Guerrier viking en armure, hache de bataille à la main, debout sur une montagne enneigée

Arc Viking : Archerie de Guerre et de Chasse Nordique

📌 En bref

  • L'arc était une arme de guerre importante chez les Vikings, utilisée en ouverture de bataille avant la mêlée.
  • Les Vikings utilisaient principalement l'arc long (longbow) en bois d'if ou d'orme, mesurant environ 1,5 à 2 mètres.
  • Un arc viking avait une portée effective de 100 à 200 mètres selon les conditions.
  • Les avis sont partagés. Certaines sagas présentent le tir à l'arc comme moins honorable que le combat rapproché.
  • Les Vikings adaptaient la pointe à l'usage : en feuille pour percer les armures, barbelée pour la guerre, large et tranchante pour la chasse.

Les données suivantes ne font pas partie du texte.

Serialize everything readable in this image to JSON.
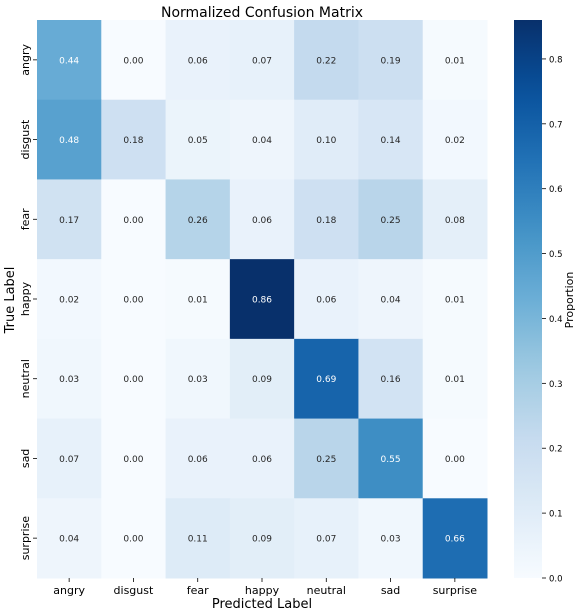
{
  "chart_data": {
    "type": "heatmap",
    "title": "Normalized Confusion Matrix",
    "xlabel": "Predicted Label",
    "ylabel": "True Label",
    "x_categories": [
      "angry",
      "disgust",
      "fear",
      "happy",
      "neutral",
      "sad",
      "surprise"
    ],
    "y_categories": [
      "angry",
      "disgust",
      "fear",
      "happy",
      "neutral",
      "sad",
      "surprise"
    ],
    "values": [
      [
        0.44,
        0.0,
        0.06,
        0.07,
        0.22,
        0.19,
        0.01
      ],
      [
        0.48,
        0.18,
        0.05,
        0.04,
        0.1,
        0.14,
        0.02
      ],
      [
        0.17,
        0.0,
        0.26,
        0.06,
        0.18,
        0.25,
        0.08
      ],
      [
        0.02,
        0.0,
        0.01,
        0.86,
        0.06,
        0.04,
        0.01
      ],
      [
        0.03,
        0.0,
        0.03,
        0.09,
        0.69,
        0.16,
        0.01
      ],
      [
        0.07,
        0.0,
        0.06,
        0.06,
        0.25,
        0.55,
        0.0
      ],
      [
        0.04,
        0.0,
        0.11,
        0.09,
        0.07,
        0.03,
        0.66
      ]
    ],
    "value_format": "2 decimals",
    "colormap": "Blues",
    "color_range": [
      0.0,
      0.86
    ],
    "colorbar": {
      "label": "Proportion",
      "ticks": [
        "0.0",
        "0.1",
        "0.2",
        "0.3",
        "0.4",
        "0.5",
        "0.6",
        "0.7",
        "0.8"
      ]
    },
    "grid": false
  }
}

L'arme la plus mal servie par les sources

L'arc est l'arme la plus mal servie par les sources scandinaves, et pour une raison purement matérielle : il est en bois. Là où une pointe de lance traverse mille ans dans une tombe, un arc pourrit en quelques décennies. Le corpus archéologique se réduit donc à une poignée d'exemplaires, tous dus à des conditions de conservation exceptionnelles.

Ce silence du sol a produit un contresens tenace : puisqu'on ne trouve pas d'arcs, on a longtemps sous-estimé leur usage. Or le même sol livre des pointes de flèches par milliers, dans les habitats comme dans les sépultures. Là où il y a des flèches, il y avait des arcs — l'inférence est solide, et elle suffit à établir que l'archerie était omniprésente.

Les textes normatifs confirment. Les lois norvégiennes postérieures à l'âge viking prévoient, pour l'armement d'un homme convoqué à la levée navale, une quantité de flèches par banc de rameurs. On ne légifère pas sur ce qui n'existe pas.

Un détail institutionnel achève de le montrer : la convocation aux armes elle-même s'appelait la herör, la « flèche de guerre ». Un bâton taillé en forme de flèche passait de ferme en ferme pour appeler les hommes, et quiconque interrompait sa course était puni. La flèche était devenue le symbole même de la mobilisation collective.

Pourquoi, alors, l'arc n'apparaît-il presque jamais dans notre image du Viking ? Parce qu'il souffre du même biais que la lance, aggravé. Non seulement il appartient au grand nombre plutôt qu'à l'élite, mais il tue à distance — ce qui cadre mal avec une littérature construite sur le courage face à face. Les sagas ont célébré les épéistes ; elles ont laissé les archers dans l'ombre.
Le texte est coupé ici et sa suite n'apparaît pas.